Uso da força policial contraria o objetivo do depoimento especial
Renata Jardim da Cunha Rieger, Defensora Pública titular na Vara Única da Comarca de Paraty, destacou que a condução com uso de força policial poderia expor a adolescente a uma situação traumática e contradiz a finalidade do depoimento especial. “Esse tipo de depoimento foi criado para garantir um ambiente seguro e acolhedor para crianças e adolescentes vítimas ou testemunhas de violência. Submeter uma adolescente de 12 anos a uma escolta policial pode gerar medo, estigmatização e trauma. Em vez de proteger, o Estado acabaria por exercer uma violência institucional e revitimizar quem deveria amparar”, afirmou.
Ela reforçou que o direito ao silêncio e ao não comparecimento devem ser respeitados, privilegiando uma abordagem multidisciplinar e humanizada em detrimento do uso da força.

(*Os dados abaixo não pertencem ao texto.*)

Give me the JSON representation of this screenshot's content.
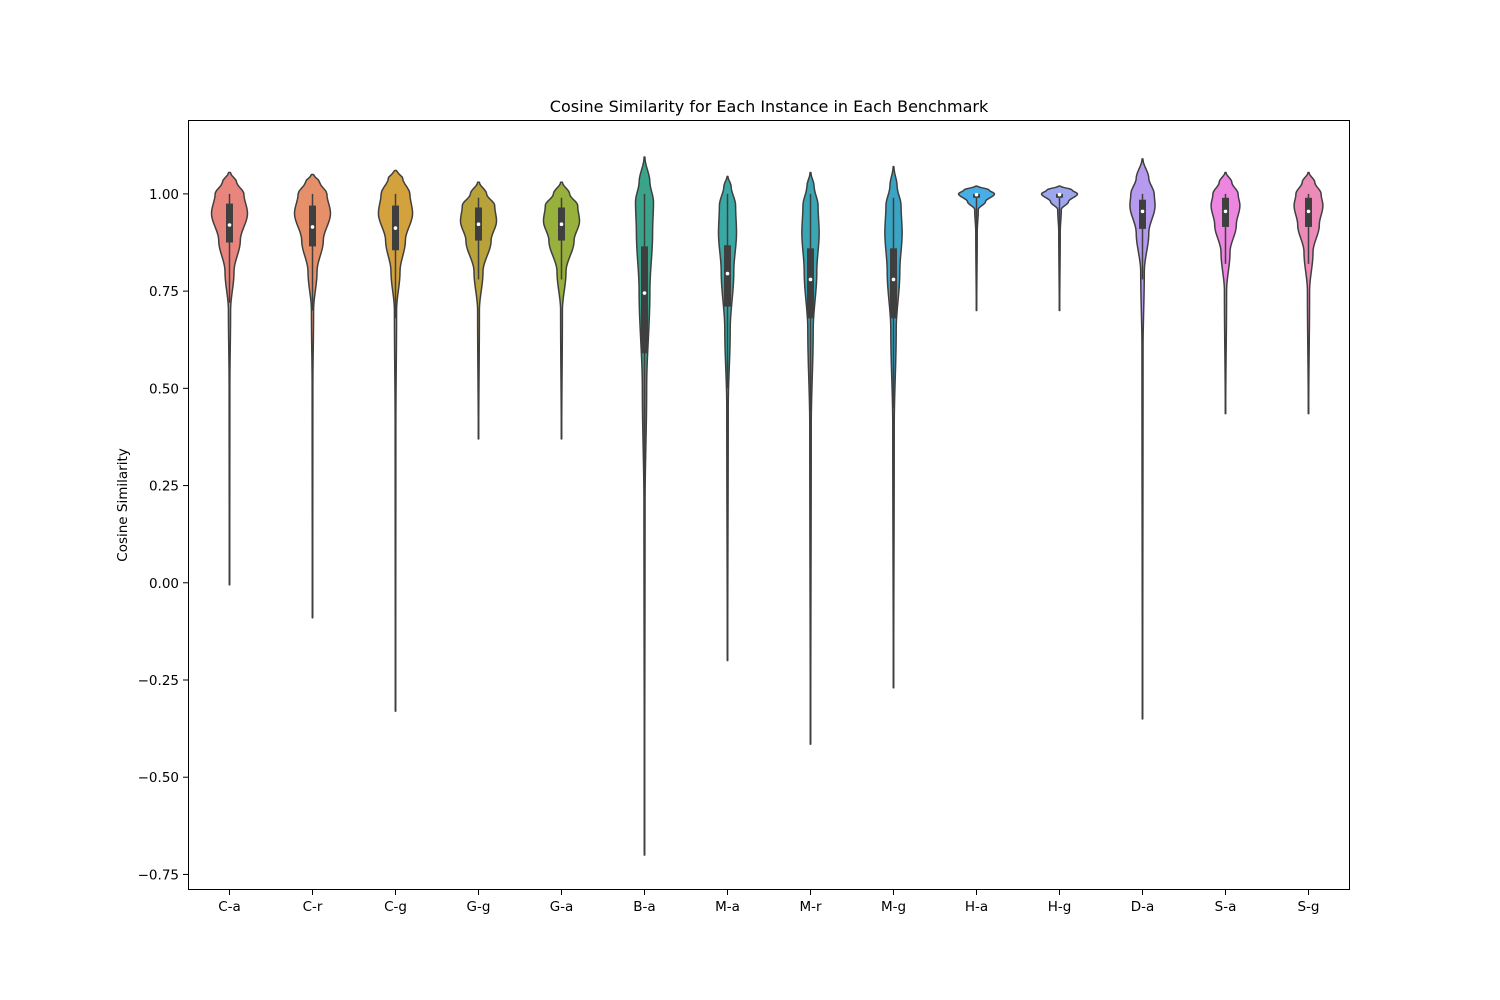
{
  "chart_data": {
    "type": "violin",
    "title": "Cosine Similarity for Each Instance in Each Benchmark",
    "xlabel": "",
    "ylabel": "Cosine Similarity",
    "ylim": [
      -0.79,
      1.19
    ],
    "yticks": [
      -0.75,
      -0.5,
      -0.25,
      0.0,
      0.25,
      0.5,
      0.75,
      1.0
    ],
    "ytick_labels": [
      "−0.75",
      "−0.50",
      "−0.25",
      "0.00",
      "0.25",
      "0.50",
      "0.75",
      "1.00"
    ],
    "grid": false,
    "categories": [
      "C-a",
      "C-r",
      "C-g",
      "G-g",
      "G-a",
      "B-a",
      "M-a",
      "M-r",
      "M-g",
      "H-a",
      "H-g",
      "D-a",
      "S-a",
      "S-g"
    ],
    "series": [
      {
        "category": "C-a",
        "color": "#e8857c",
        "min": -0.005,
        "max": 1.055,
        "q1": 0.875,
        "median": 0.92,
        "q3": 0.975,
        "whisker_low": 0.72,
        "whisker_high": 1.0,
        "density": [
          [
            -0.005,
            0.01
          ],
          [
            0.5,
            0.02
          ],
          [
            0.7,
            0.06
          ],
          [
            0.8,
            0.25
          ],
          [
            0.88,
            0.6
          ],
          [
            0.95,
            1.0
          ],
          [
            1.0,
            0.8
          ],
          [
            1.03,
            0.4
          ],
          [
            1.055,
            0.05
          ]
        ]
      },
      {
        "category": "C-r",
        "color": "#e6906a",
        "min": -0.09,
        "max": 1.05,
        "q1": 0.865,
        "median": 0.915,
        "q3": 0.97,
        "whisker_low": 0.7,
        "whisker_high": 1.0,
        "density": [
          [
            -0.09,
            0.01
          ],
          [
            0.5,
            0.02
          ],
          [
            0.7,
            0.06
          ],
          [
            0.8,
            0.25
          ],
          [
            0.88,
            0.6
          ],
          [
            0.95,
            1.0
          ],
          [
            1.0,
            0.8
          ],
          [
            1.03,
            0.4
          ],
          [
            1.05,
            0.05
          ]
        ]
      },
      {
        "category": "C-g",
        "color": "#d4a23c",
        "min": -0.33,
        "max": 1.06,
        "q1": 0.855,
        "median": 0.912,
        "q3": 0.97,
        "whisker_low": 0.68,
        "whisker_high": 1.0,
        "density": [
          [
            -0.33,
            0.01
          ],
          [
            0.4,
            0.02
          ],
          [
            0.7,
            0.06
          ],
          [
            0.8,
            0.25
          ],
          [
            0.88,
            0.55
          ],
          [
            0.95,
            0.95
          ],
          [
            1.0,
            0.8
          ],
          [
            1.04,
            0.4
          ],
          [
            1.06,
            0.05
          ]
        ]
      },
      {
        "category": "G-g",
        "color": "#b8a23a",
        "min": 0.37,
        "max": 1.03,
        "q1": 0.88,
        "median": 0.922,
        "q3": 0.965,
        "whisker_low": 0.78,
        "whisker_high": 0.99,
        "density": [
          [
            0.37,
            0.01
          ],
          [
            0.7,
            0.05
          ],
          [
            0.8,
            0.25
          ],
          [
            0.88,
            0.7
          ],
          [
            0.93,
            1.0
          ],
          [
            0.97,
            0.9
          ],
          [
            1.0,
            0.45
          ],
          [
            1.03,
            0.05
          ]
        ]
      },
      {
        "category": "G-a",
        "color": "#98b03c",
        "min": 0.37,
        "max": 1.03,
        "q1": 0.88,
        "median": 0.922,
        "q3": 0.965,
        "whisker_low": 0.78,
        "whisker_high": 0.99,
        "density": [
          [
            0.37,
            0.01
          ],
          [
            0.7,
            0.05
          ],
          [
            0.8,
            0.25
          ],
          [
            0.88,
            0.7
          ],
          [
            0.93,
            1.0
          ],
          [
            0.97,
            0.9
          ],
          [
            1.0,
            0.45
          ],
          [
            1.03,
            0.05
          ]
        ]
      },
      {
        "category": "B-a",
        "color": "#3aa48a",
        "min": -0.7,
        "max": 1.095,
        "q1": 0.59,
        "median": 0.745,
        "q3": 0.865,
        "whisker_low": 0.2,
        "whisker_high": 1.0,
        "density": [
          [
            -0.7,
            0.005
          ],
          [
            0.2,
            0.03
          ],
          [
            0.5,
            0.12
          ],
          [
            0.75,
            0.3
          ],
          [
            0.9,
            0.45
          ],
          [
            0.98,
            0.5
          ],
          [
            1.03,
            0.3
          ],
          [
            1.095,
            0.02
          ]
        ]
      },
      {
        "category": "M-a",
        "color": "#3aa8a4",
        "min": -0.2,
        "max": 1.045,
        "q1": 0.71,
        "median": 0.795,
        "q3": 0.868,
        "whisker_low": 0.5,
        "whisker_high": 1.0,
        "density": [
          [
            -0.2,
            0.01
          ],
          [
            0.45,
            0.04
          ],
          [
            0.65,
            0.15
          ],
          [
            0.8,
            0.35
          ],
          [
            0.9,
            0.5
          ],
          [
            0.97,
            0.45
          ],
          [
            1.02,
            0.2
          ],
          [
            1.045,
            0.02
          ]
        ]
      },
      {
        "category": "M-r",
        "color": "#3aa6b4",
        "min": -0.415,
        "max": 1.055,
        "q1": 0.68,
        "median": 0.78,
        "q3": 0.86,
        "whisker_low": 0.44,
        "whisker_high": 1.0,
        "density": [
          [
            -0.415,
            0.01
          ],
          [
            0.4,
            0.04
          ],
          [
            0.65,
            0.15
          ],
          [
            0.8,
            0.35
          ],
          [
            0.9,
            0.48
          ],
          [
            0.97,
            0.42
          ],
          [
            1.02,
            0.2
          ],
          [
            1.055,
            0.02
          ]
        ]
      },
      {
        "category": "M-g",
        "color": "#3aa4c4",
        "min": -0.27,
        "max": 1.07,
        "q1": 0.68,
        "median": 0.78,
        "q3": 0.86,
        "whisker_low": 0.45,
        "whisker_high": 0.99,
        "density": [
          [
            -0.27,
            0.01
          ],
          [
            0.4,
            0.04
          ],
          [
            0.65,
            0.15
          ],
          [
            0.8,
            0.35
          ],
          [
            0.9,
            0.48
          ],
          [
            0.97,
            0.42
          ],
          [
            1.02,
            0.2
          ],
          [
            1.07,
            0.02
          ]
        ]
      },
      {
        "category": "H-a",
        "color": "#4aaee6",
        "min": 0.7,
        "max": 1.02,
        "q1": 0.99,
        "median": 0.998,
        "q3": 1.0,
        "whisker_low": 0.86,
        "whisker_high": 1.0,
        "density": [
          [
            0.7,
            0.01
          ],
          [
            0.9,
            0.04
          ],
          [
            0.96,
            0.1
          ],
          [
            0.98,
            0.5
          ],
          [
            1.0,
            1.0
          ],
          [
            1.01,
            0.7
          ],
          [
            1.02,
            0.05
          ]
        ]
      },
      {
        "category": "H-g",
        "color": "#9ea6ee",
        "min": 0.7,
        "max": 1.02,
        "q1": 0.99,
        "median": 0.998,
        "q3": 1.0,
        "whisker_low": 0.86,
        "whisker_high": 1.0,
        "density": [
          [
            0.7,
            0.01
          ],
          [
            0.9,
            0.04
          ],
          [
            0.96,
            0.1
          ],
          [
            0.98,
            0.5
          ],
          [
            1.0,
            1.0
          ],
          [
            1.01,
            0.7
          ],
          [
            1.02,
            0.05
          ]
        ]
      },
      {
        "category": "D-a",
        "color": "#b69af0",
        "min": -0.35,
        "max": 1.09,
        "q1": 0.91,
        "median": 0.955,
        "q3": 0.985,
        "whisker_low": 0.78,
        "whisker_high": 1.0,
        "density": [
          [
            -0.35,
            0.01
          ],
          [
            0.6,
            0.03
          ],
          [
            0.8,
            0.1
          ],
          [
            0.9,
            0.35
          ],
          [
            0.97,
            0.7
          ],
          [
            1.0,
            0.65
          ],
          [
            1.04,
            0.35
          ],
          [
            1.09,
            0.02
          ]
        ]
      },
      {
        "category": "S-a",
        "color": "#ec86e0",
        "min": 0.435,
        "max": 1.055,
        "q1": 0.915,
        "median": 0.955,
        "q3": 0.99,
        "whisker_low": 0.82,
        "whisker_high": 1.0,
        "density": [
          [
            0.435,
            0.01
          ],
          [
            0.75,
            0.06
          ],
          [
            0.85,
            0.25
          ],
          [
            0.92,
            0.6
          ],
          [
            0.97,
            0.8
          ],
          [
            1.0,
            0.7
          ],
          [
            1.03,
            0.35
          ],
          [
            1.055,
            0.03
          ]
        ]
      },
      {
        "category": "S-g",
        "color": "#ec8ab8",
        "min": 0.435,
        "max": 1.055,
        "q1": 0.915,
        "median": 0.955,
        "q3": 0.99,
        "whisker_low": 0.82,
        "whisker_high": 1.0,
        "density": [
          [
            0.435,
            0.01
          ],
          [
            0.75,
            0.06
          ],
          [
            0.85,
            0.25
          ],
          [
            0.92,
            0.6
          ],
          [
            0.97,
            0.8
          ],
          [
            1.0,
            0.7
          ],
          [
            1.03,
            0.35
          ],
          [
            1.055,
            0.03
          ]
        ]
      }
    ]
  }
}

Fonte: soudejuazeiro.com.br
Contexto e atuação da Defensoria Pública
A adolescente tinha sido convocada para prestar depoimento especial, instrumento criado para garantir que crianças e adolescentes vítimas ou testemunhas sejam ouvidos de forma protegida, em ambiente adequado e com medidas que minimizam o risco de revitimização. Como a jovem não compareceu à audiência no Núcleo de Depoimento Especial de Crianças e Adolescentes (Nudeca), o juízo da comarca determinou a condução coercitiva dela e de sua mãe, com reforço policial.
Ao identificar a medida, a DPRJ, com apoio da Cocrim, orientou que o acolhimento da adolescente e da família deveria ser prioritário, buscando compreender os motivos da ausência antes da adoção de qualquer ação coercitiva. A avaliação técnica concluiu que o simples não comparecimento não justificava condução forçada, ainda mais considerando a condição da adolescente como possível vítima de violência.
Habeas corpus impetrado para garantir proteção da adolescente
Com base nessa orientação, a Defensora Pública Renata Jardim da Cunha Rieger impetrou habeas corpus no TJRJ para impedir a condução coercitiva. A Defensoria argumentou que escoltar uma adolescente vítima de violência por meio de viatura policial para prestar depoimento poderia aprofundar o sofrimento e o constrangimento, contrariando o propósito do depoimento especial, que visa garantir um ambiente seguro e protegido para crianças e adolescentes.
A decisão liminar que suspendeu a condução contou ainda com o apoio da Coordenação da Infância e Juventude. Letícia Kirchhoff, Defensora Pública e Coordenadora da Coinfância, reforçou a importância de proteger crianças e adolescentes vítimas ou testemunhas de violência em todas as fases do atendimento e do processo judicial.
Respeito à proteção integral e diretrizes do depoimento especial
“A atuação da Defensoria Pública reafirma a centralidade da proteção integral da criança vítima, garantindo que a resposta do Sistema de Justiça esteja alinhada às diretrizes do depoimento especial”, afirmou Letícia Kirchhoff. Ela destacou que, diante do não comparecimento da criança ou adolescente, devem ser priorizados o acolhimento, a escuta das razões da ausência, a orientação familiar e, quando necessário, o apoio técnico especializado.
A Defensora ressaltou que a ausência não deve resultar automaticamente em medidas coercitivas, especialmente porque a Resolução Conjunta CNJ/CNMP nº 16/2026 expressamente reconhece o direito ao silêncio e proíbe condução coercitiva nessas situações. O Sistema de Justiça precisa atuar com foco na proteção, evitando a revitimização e assegurando a dignidade e segurança da criança ou adolescente.